Vegetable Yaki Udon with Seitan
8oz seitan or tofu, thinly sliced
1 cup shiitake mushrooms, sliced
1 carrot, shredded
1 cup chopped cabbage
1 red pepper, diced
1/2 onion, thinly sliced
1 inch fresh ginger, minced
3 cloves garlic, minced
3 scallions, chopped
3 tbsp vegetable oil
4 tbsp mirin
4 tbsp soy sauce
1 tbsp Worcestershire sauce
2 tsp sugar
9.5oz Udon noodles
Salt & black pepper to taste
½ sheet Nori seaweed, sliced thinly
Add one tablespoon oil to a large pan and heat on medium to low.
Add sliced seitan to the pan and saute for 1-2 minutes. Remove seitan from the pan and set aside.
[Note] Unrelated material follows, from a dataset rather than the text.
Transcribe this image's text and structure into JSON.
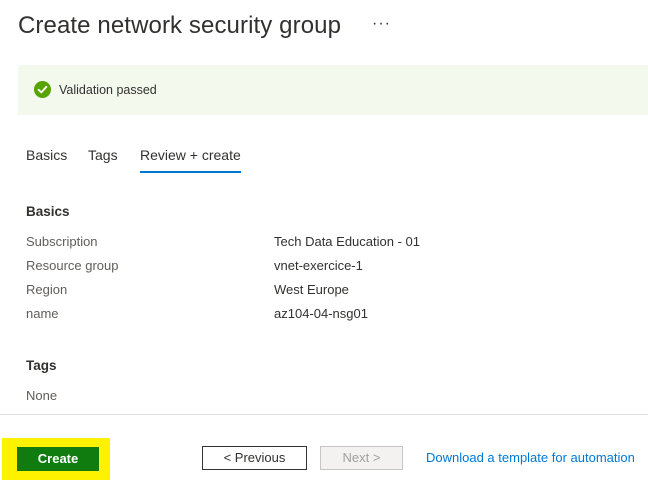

Raise heat to high and heat the remaining oil in the pan.
Cook Udon noodles according to package directions. Drain and rinse noodles under cold water.
Add the vegetables to the pan and cook for 2-4 minutes until tender.
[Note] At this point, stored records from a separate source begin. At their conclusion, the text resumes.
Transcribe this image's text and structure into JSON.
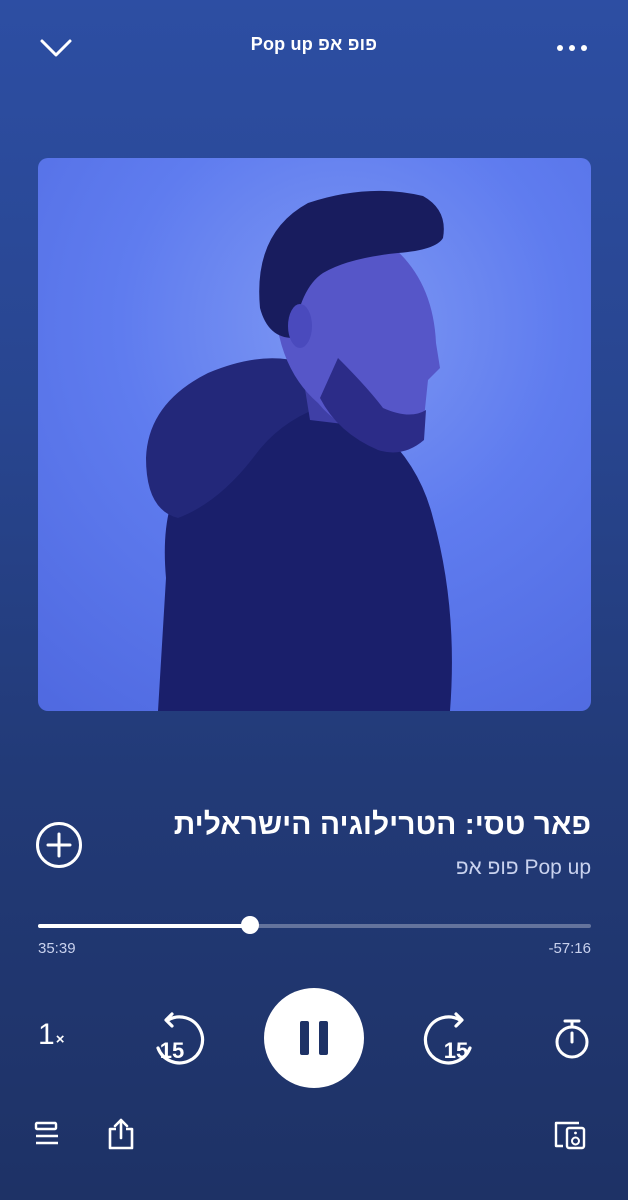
{
  "header": {
    "title": "Pop up פופ אפ",
    "icons": {
      "collapse": "chevron-down-icon",
      "more": "more-horizontal-icon"
    }
  },
  "episode": {
    "title": "פאר טסי: הטרילוגיה הישראלית",
    "show": "Pop up פופ אפ",
    "artwork": "man-in-hoodie-blue-portrait"
  },
  "playback": {
    "elapsed": "35:39",
    "remaining": "-57:16",
    "progress": 0.384,
    "speed_value": "1",
    "speed_suffix": "×",
    "skip_back_seconds": "15",
    "skip_forward_seconds": "15",
    "state": "playing"
  },
  "colors": {
    "background_top": "#2d4ea3",
    "background_bottom": "#1e3266",
    "artwork_tint": "#5f7cef",
    "text_secondary": "#c9d2ee"
  }
}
Mix the soy sauce, mirin, Worcestershire sauce and sugar in a small bowl.
Reduce heat to medium. Add the noodles and then the seitan and sauce to the pan and mix until well coated. Cook for 1-2 minutes.
Season with salt and black pepper to taste and toss well.
Garnish with Nori seaweed flakes and serve.